The growth rate has greatly accelerated, close to doubling in the Trump years as compared with the Obama years.
The stock market is way, way, way up, as are corporate profits.
Even manufacturing jobs, which were believed to be dead and buried, have risen amazingly.
Oil production is way up, which is a miracle in these days of extreme uncertainty about the world’s energy supplies. The fracking states have stepped up to the plate in a way that literally avers war. We don’t need to fight over oil in the sand when we have plenty in North Dakota and Midland/Odessa.
Mr. Trump campaigned on what we might once have called supply side. This meant the belief that if we cut taxes, the stimulative effects would be so large that they would offset the loss of revenue and then some. We would have budget surpluses and also rapid growth.
As far as I can tell, that didn’t work out. Deficits grew, and the aggregate federal debt skyrocketed. But we did get a massive kick in the hindquarters from the deficits, and that made the economy grow.
Here are some things we do have to worry about, though: The collapse of education at the public high school and junior high school level.
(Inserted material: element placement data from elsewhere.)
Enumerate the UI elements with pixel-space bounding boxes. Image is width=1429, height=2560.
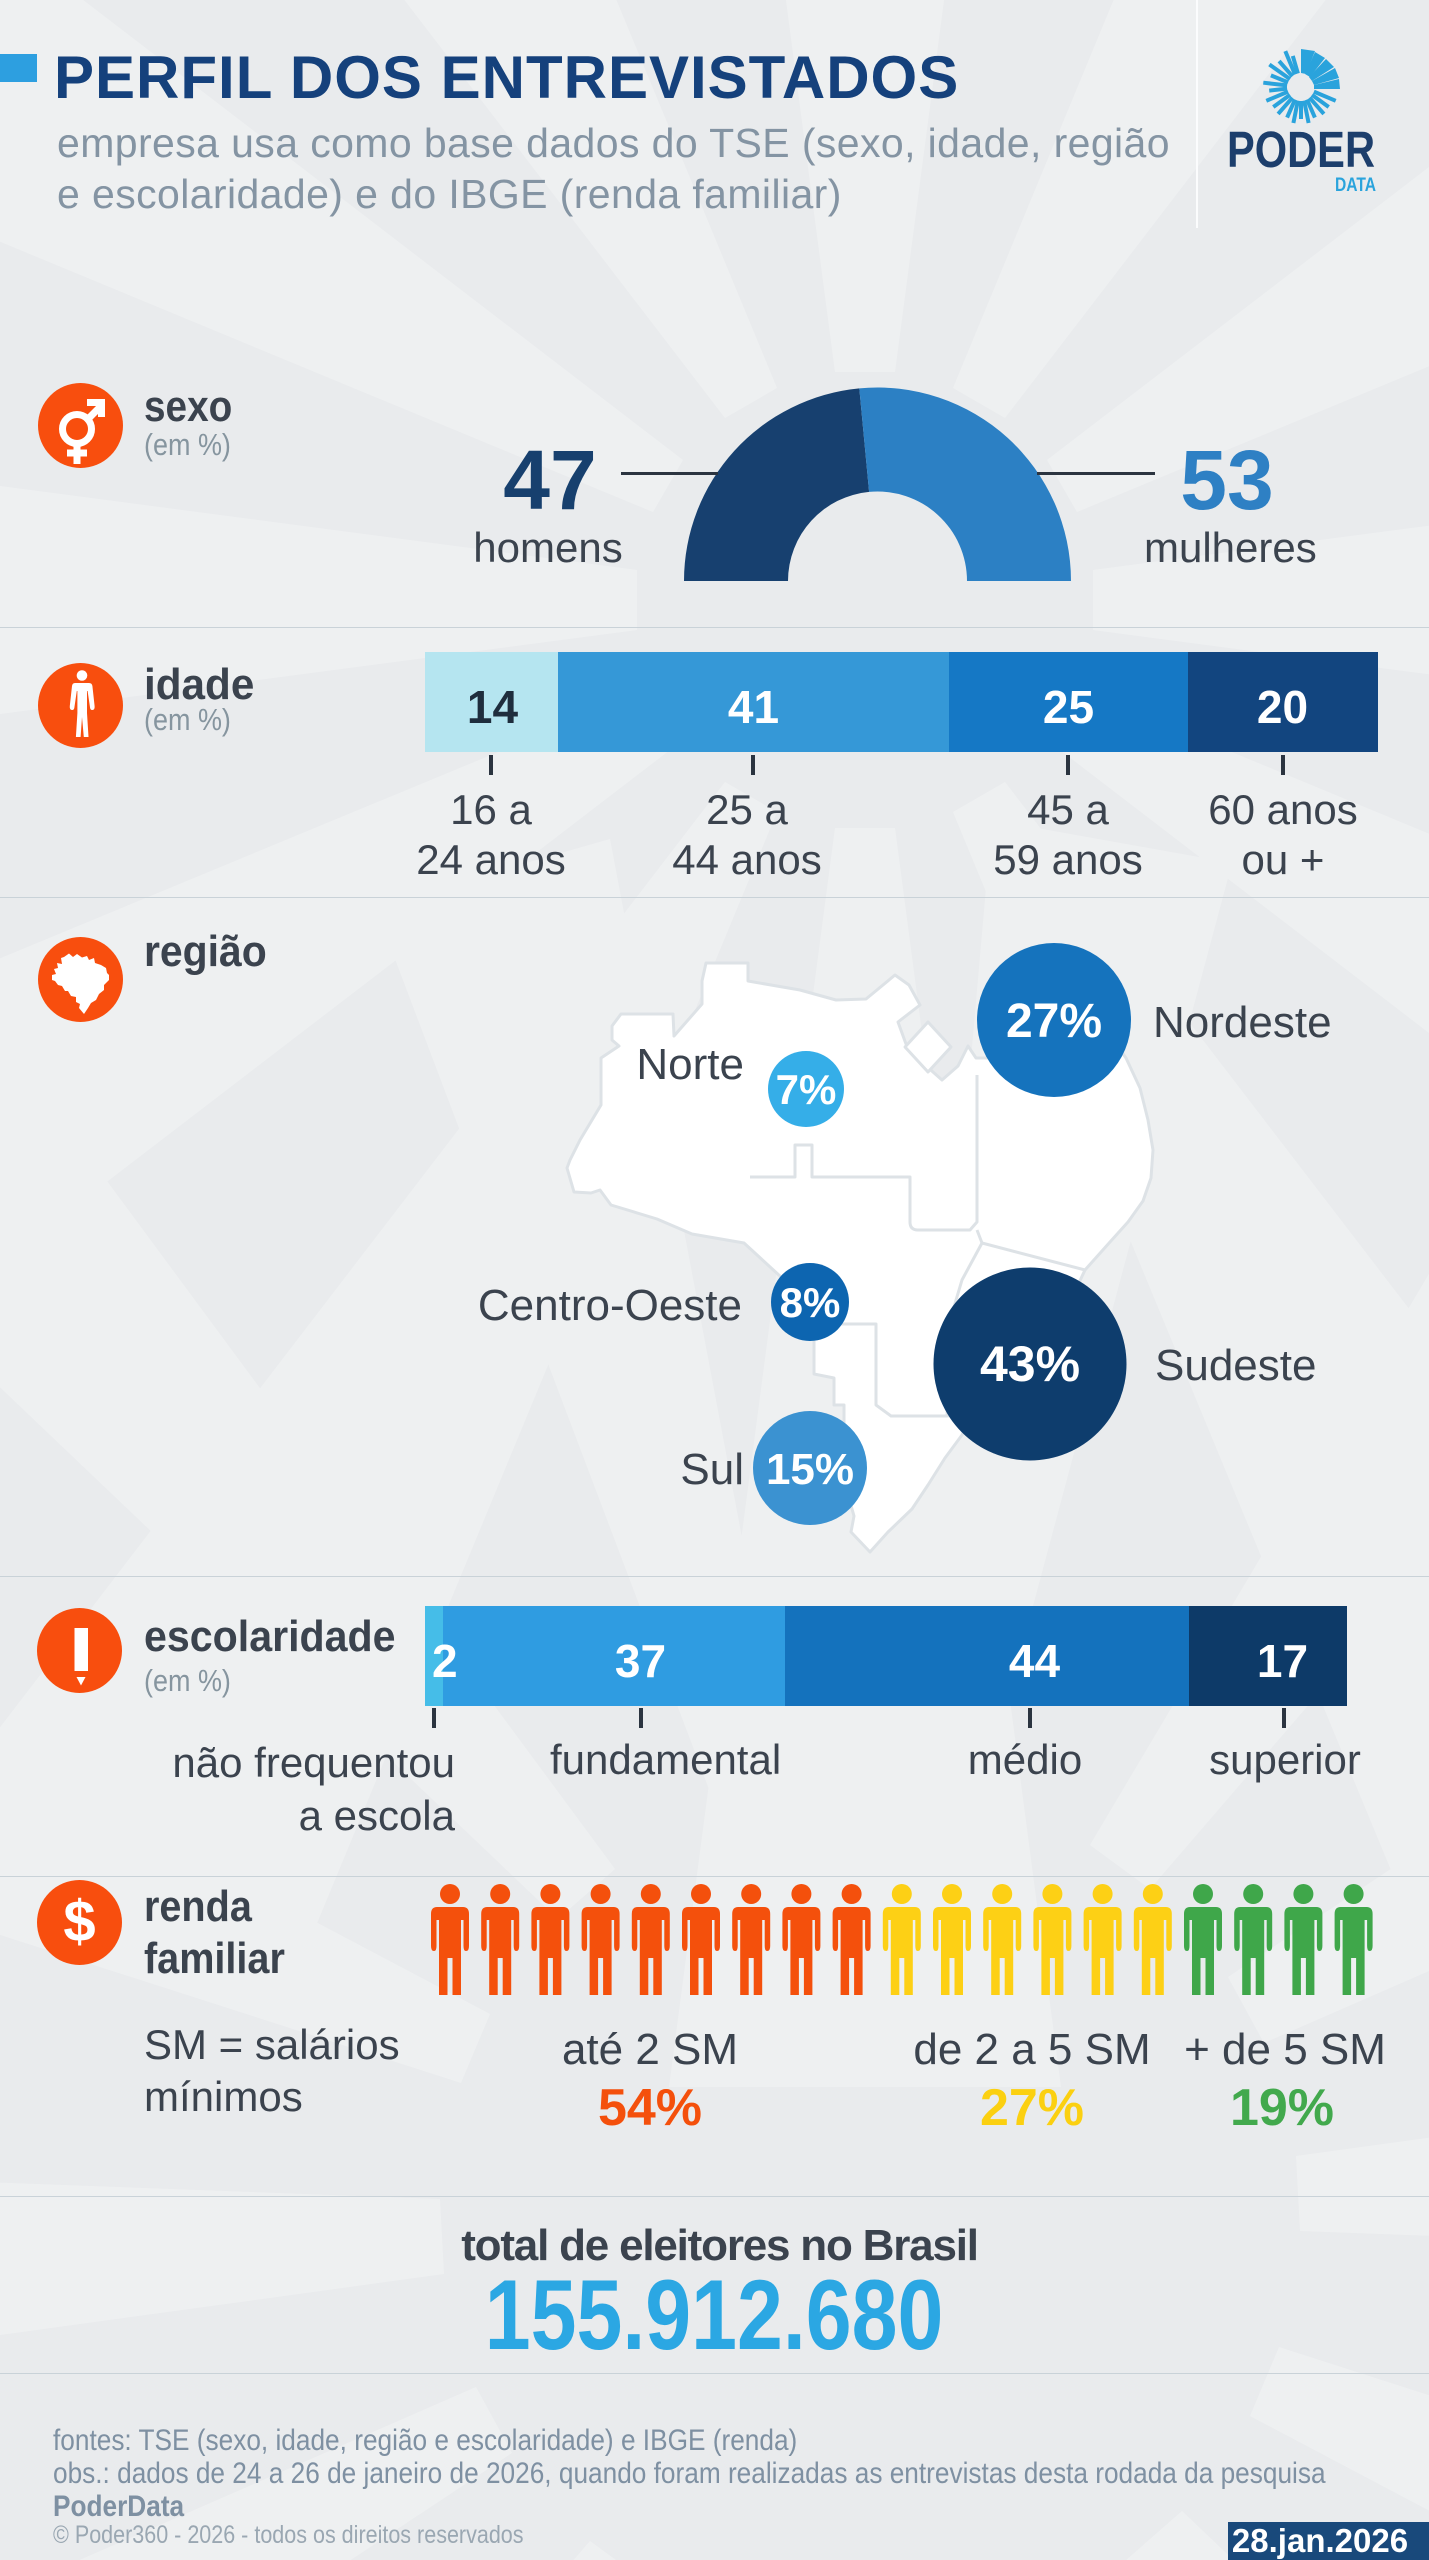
- svg-text:15%: 15%: [766, 1445, 854, 1494]
- svg-text:27%: 27%: [1006, 995, 1102, 1048]
- svg-text:DATA: DATA: [1335, 175, 1376, 196]
- svg-text:PODER: PODER: [1227, 121, 1375, 178]
- svg-text:8%: 8%: [780, 1279, 841, 1326]
- svg-text:7%: 7%: [776, 1066, 837, 1113]
- svg-text:43%: 43%: [980, 1336, 1080, 1392]
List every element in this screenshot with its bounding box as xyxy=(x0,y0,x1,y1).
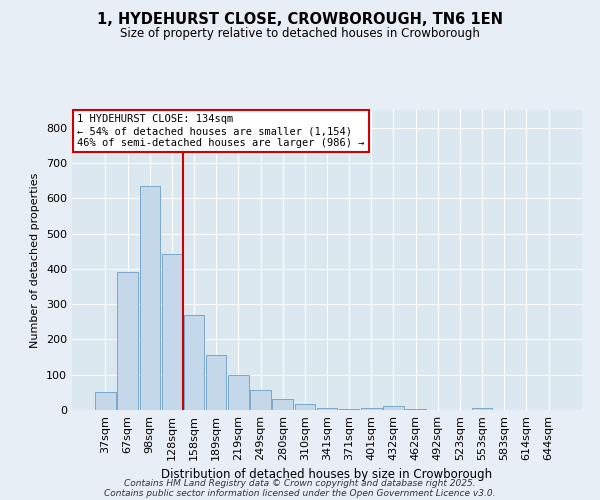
Bar xyxy=(317,408,337,410)
Bar xyxy=(206,356,226,410)
Bar xyxy=(272,400,293,410)
Bar xyxy=(118,272,138,410)
Text: Contains public sector information licensed under the Open Government Licence v3: Contains public sector information licen… xyxy=(104,488,496,498)
Text: Size of property relative to detached houses in Crowborough: Size of property relative to detached ho… xyxy=(120,28,480,40)
Bar xyxy=(95,392,116,410)
Bar xyxy=(228,376,248,410)
Text: 1, HYDEHURST CLOSE, CROWBOROUGH, TN6 1EN: 1, HYDEHURST CLOSE, CROWBOROUGH, TN6 1EN xyxy=(97,12,503,28)
Bar xyxy=(140,186,160,410)
Bar xyxy=(339,409,359,410)
Bar xyxy=(250,390,271,410)
Bar xyxy=(184,314,204,410)
X-axis label: Distribution of detached houses by size in Crowborough: Distribution of detached houses by size … xyxy=(161,468,493,481)
Bar xyxy=(361,408,382,410)
Bar xyxy=(406,409,426,410)
Bar xyxy=(383,406,404,410)
Text: 1 HYDEHURST CLOSE: 134sqm
← 54% of detached houses are smaller (1,154)
46% of se: 1 HYDEHURST CLOSE: 134sqm ← 54% of detac… xyxy=(77,114,365,148)
Y-axis label: Number of detached properties: Number of detached properties xyxy=(31,172,40,348)
Bar xyxy=(472,408,493,410)
Bar xyxy=(295,404,315,410)
Bar xyxy=(161,254,182,410)
Text: Contains HM Land Registry data © Crown copyright and database right 2025.: Contains HM Land Registry data © Crown c… xyxy=(124,478,476,488)
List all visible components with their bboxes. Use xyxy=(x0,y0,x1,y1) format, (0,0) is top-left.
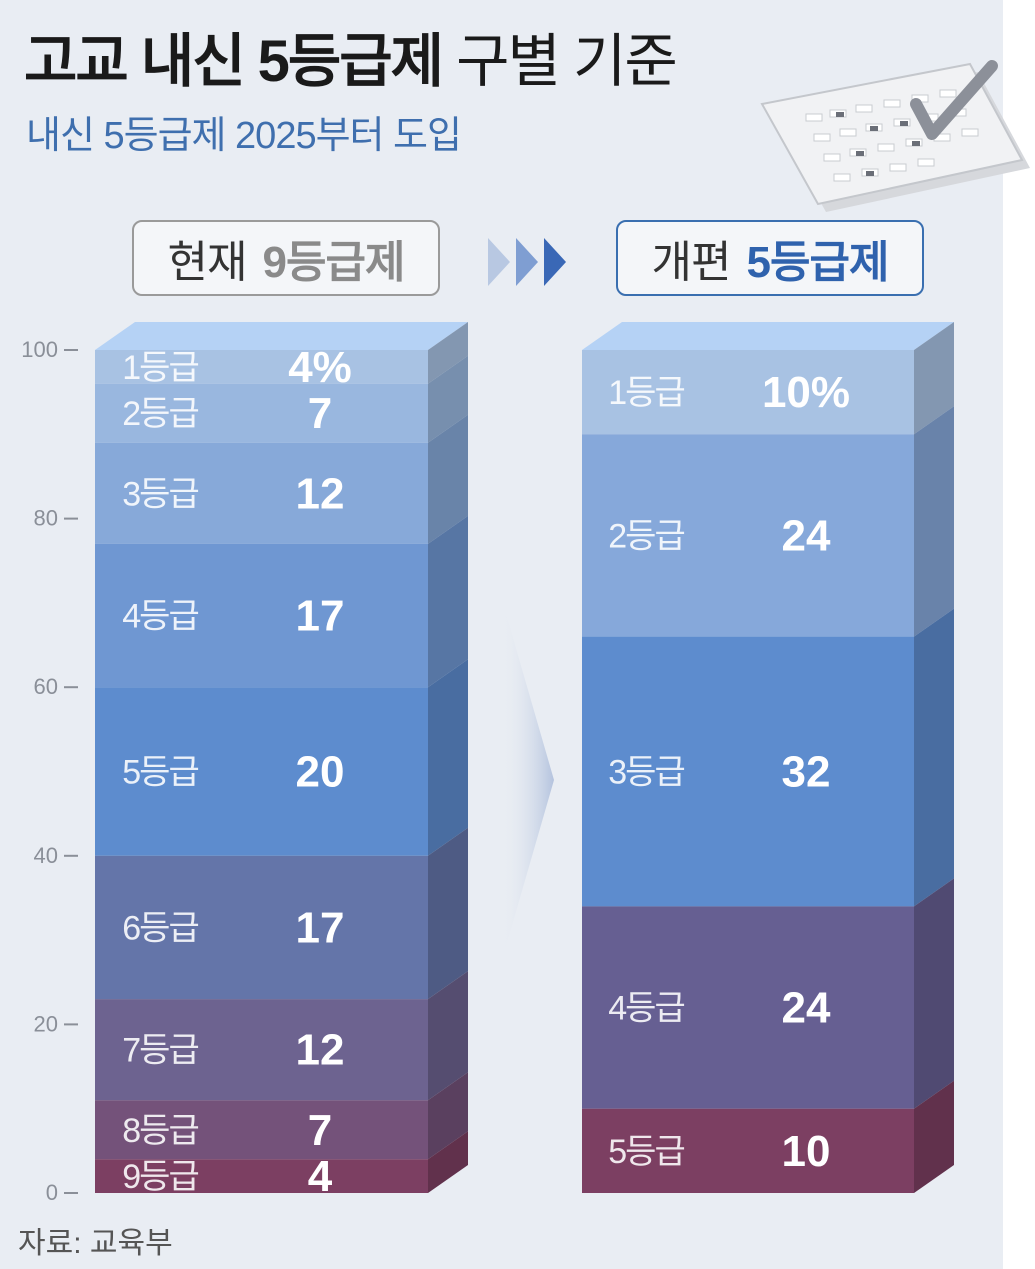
exam-sheet-icon xyxy=(760,60,1030,212)
current-label-accent: 9등급제 xyxy=(262,238,406,287)
title-light: 구별 기준 xyxy=(456,29,678,94)
segment-grade-label: 1등급 xyxy=(122,349,198,387)
segment-grade-label: 4등급 xyxy=(122,598,198,636)
source-note: 자료: 교육부 xyxy=(18,1227,173,1260)
bar-side-face xyxy=(428,355,468,443)
bar-segment xyxy=(95,383,428,443)
segment-value-label: 32 xyxy=(782,748,831,797)
bar-side-face xyxy=(428,322,468,384)
bar-segment xyxy=(95,1100,428,1160)
segment-value-label: 17 xyxy=(296,592,345,641)
arrows-icon xyxy=(488,238,566,286)
bar-side-face xyxy=(428,971,468,1101)
transition-arrow-icon xyxy=(502,600,554,960)
revised-label-prefix: 개편 xyxy=(651,238,732,287)
y-tick-label: 80 xyxy=(34,506,58,531)
y-tick-label: 60 xyxy=(34,674,58,699)
segment-grade-label: 6등급 xyxy=(122,909,198,947)
segment-value-label: 24 xyxy=(782,984,831,1033)
bar-segment xyxy=(95,442,428,544)
bar-segment xyxy=(95,350,428,384)
y-tick-label: 100 xyxy=(21,337,58,362)
revised-label-accent: 5등급제 xyxy=(746,238,890,287)
bar-segment xyxy=(95,543,428,688)
segment-grade-label: 5등급 xyxy=(608,1133,684,1171)
segment-value-label: 24 xyxy=(782,511,831,560)
segment-value-label: 7 xyxy=(308,389,332,438)
segment-grade-label: 4등급 xyxy=(608,990,684,1028)
segment-value-label: 17 xyxy=(296,903,345,952)
segment-grade-label: 3등급 xyxy=(608,754,684,792)
bar-segment xyxy=(582,1108,914,1193)
revised-system-label: 개편 5등급제 xyxy=(616,220,924,296)
segment-grade-label: 1등급 xyxy=(608,374,684,412)
y-tick-label: 0 xyxy=(46,1180,58,1205)
bar-side-face xyxy=(428,827,468,1000)
segment-value-label: 12 xyxy=(296,1026,345,1075)
bar-side-face xyxy=(428,1131,468,1193)
segment-value-label: 10 xyxy=(782,1127,831,1176)
bar-side-face xyxy=(914,406,954,637)
segment-value-label: 4 xyxy=(308,1152,333,1201)
bar-side-face xyxy=(914,1080,954,1193)
y-tick-label: 40 xyxy=(34,843,58,868)
segment-grade-label: 9등급 xyxy=(122,1158,198,1196)
bar-segment xyxy=(582,636,914,907)
y-axis: 0 20 40 60 80 100 xyxy=(21,337,78,1205)
bar-side-face xyxy=(914,608,954,907)
bar-side-face xyxy=(914,878,954,1109)
segment-value-label: 7 xyxy=(308,1106,332,1155)
segment-grade-label: 7등급 xyxy=(122,1032,198,1070)
segment-grade-label: 8등급 xyxy=(122,1112,198,1150)
bar-segment xyxy=(95,999,428,1101)
bar-segment xyxy=(95,687,428,856)
revised-bar: 1등급 10% 2등급 24 3등급 32 4등급 24 5등급 10 xyxy=(582,322,954,1193)
bar-segment xyxy=(95,1159,428,1193)
segment-grade-label: 3등급 xyxy=(122,475,198,513)
y-tick-label: 20 xyxy=(34,1011,58,1036)
segment-value-label: 4% xyxy=(288,343,352,392)
bar-side-face xyxy=(428,1072,468,1160)
current-system-label: 현재 9등급제 xyxy=(132,220,440,296)
bar-segment xyxy=(582,906,914,1109)
segment-value-label: 12 xyxy=(296,469,345,518)
chart-subtitle: 내신 5등급제 2025부터 도입 xyxy=(26,115,462,157)
segment-grade-label: 5등급 xyxy=(122,754,198,792)
segment-grade-label: 2등급 xyxy=(122,395,198,433)
chart-title: 고교 내신 5등급제 구별 기준 xyxy=(24,14,678,98)
bar-top-face xyxy=(582,322,954,350)
segment-value-label: 20 xyxy=(296,748,345,797)
bar-segment xyxy=(582,350,914,435)
segment-value-label: 10% xyxy=(762,368,850,417)
bar-side-face xyxy=(428,414,468,544)
bar-segment xyxy=(582,434,914,637)
bar-segment xyxy=(95,855,428,1000)
bar-side-face xyxy=(914,322,954,435)
current-label-prefix: 현재 xyxy=(167,238,248,287)
bar-side-face xyxy=(428,515,468,688)
segment-grade-label: 2등급 xyxy=(608,517,684,555)
current-bar: 1등급 4% 2등급 7 3등급 12 4등급 17 5등급 20 6등급 17 7등급 12 8등급 7 9등… xyxy=(95,322,468,1201)
title-bold: 고교 내신 5등급제 xyxy=(24,29,444,94)
bar-top-face xyxy=(95,322,468,350)
bar-side-face xyxy=(428,659,468,856)
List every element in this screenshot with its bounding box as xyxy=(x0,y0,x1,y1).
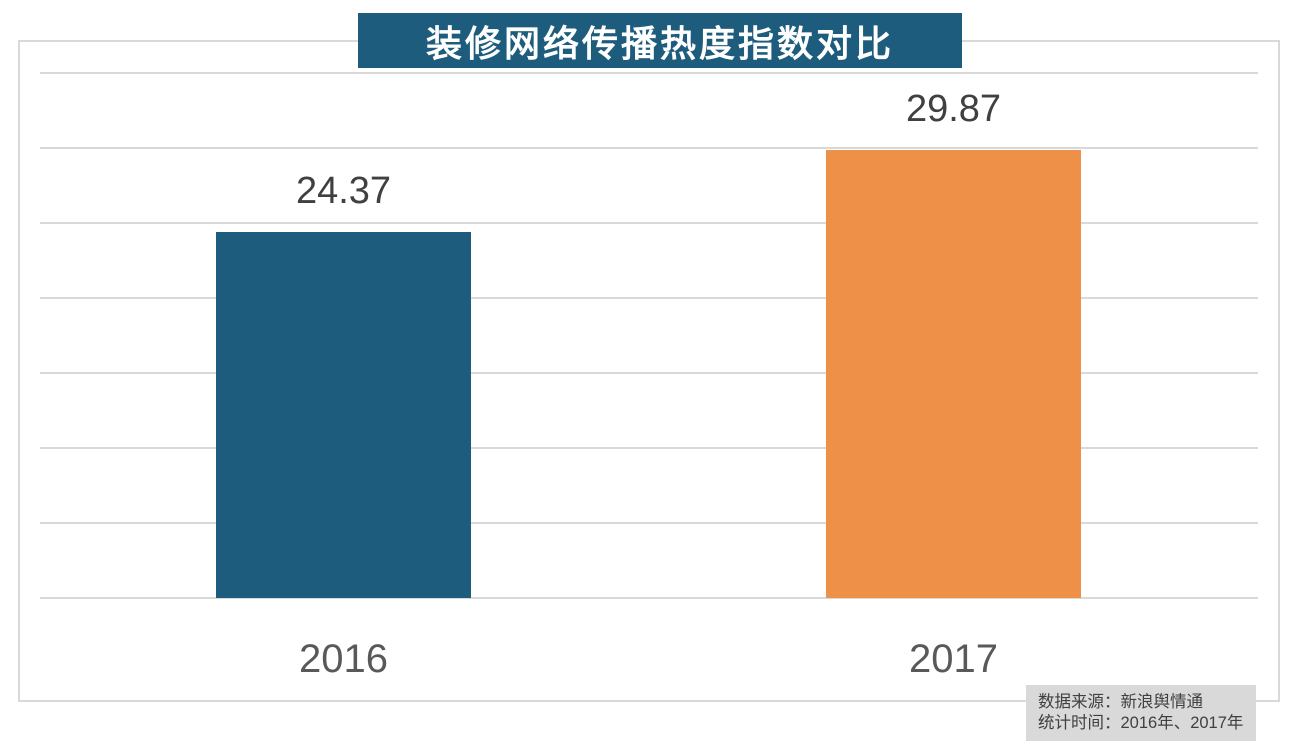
data-source-line: 数据来源：新浪舆情通 xyxy=(1038,693,1203,711)
gridline-25 xyxy=(40,222,1258,224)
source-note: 数据来源：新浪舆情通 统计时间：2016年、2017年 xyxy=(1026,685,1256,741)
gridline-15 xyxy=(40,372,1258,374)
gridline-0 xyxy=(40,597,1258,599)
bar-2016 xyxy=(216,232,471,598)
gridline-10 xyxy=(40,447,1258,449)
bar-group-2016: 24.37 2016 xyxy=(216,0,471,741)
gridline-5 xyxy=(40,522,1258,524)
bar-2017 xyxy=(826,149,1081,598)
stat-time-line: 统计时间：2016年、2017年 xyxy=(1038,714,1244,732)
chart-title: 装修网络传播热度指数对比 xyxy=(425,22,894,64)
category-label-2016: 2016 xyxy=(299,637,388,681)
plot-frame xyxy=(18,40,1280,702)
gridline-20 xyxy=(40,297,1258,299)
value-label-2017: 29.87 xyxy=(905,87,1002,130)
value-label-2016: 24.37 xyxy=(295,170,392,213)
bar-group-2017: 29.87 2017 xyxy=(826,0,1081,741)
gridline-35 xyxy=(40,72,1258,74)
chart-title-banner: 装修网络传播热度指数对比 xyxy=(358,13,962,68)
gridline-30 xyxy=(40,147,1258,149)
category-label-2017: 2017 xyxy=(909,637,998,681)
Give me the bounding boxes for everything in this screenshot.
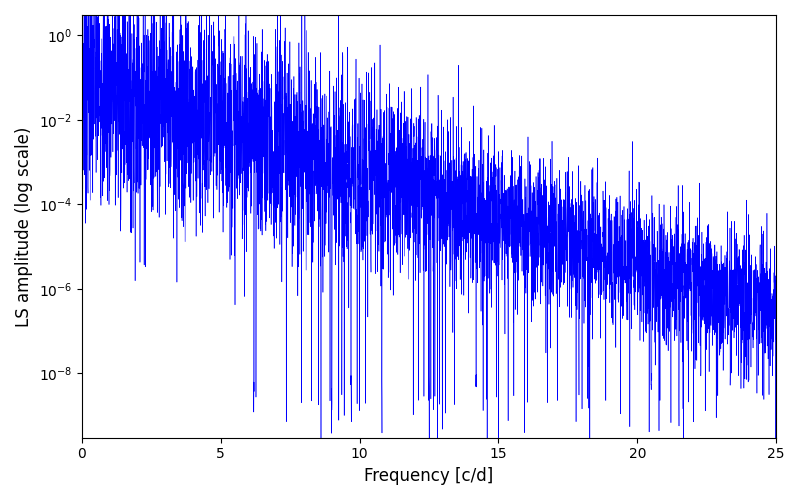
Y-axis label: LS amplitude (log scale): LS amplitude (log scale)	[15, 126, 33, 326]
X-axis label: Frequency [c/d]: Frequency [c/d]	[364, 467, 494, 485]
Violent crime: This is a terrifying statistic. The number of gang-related killings in America’s heartland, especially Chicago, has become scandalous. It greatly outnumbers mass killings with assault rifles, although those are terrible in and of themselves.
We have serious race problems in the United States, and unfortunately some politicians try to capitalize on them for votes — on both the right and the left. But overall, things are far better for everyone in America than we have ever seen them before. And they’re incomparably better for non-white people than we have ever seen them before.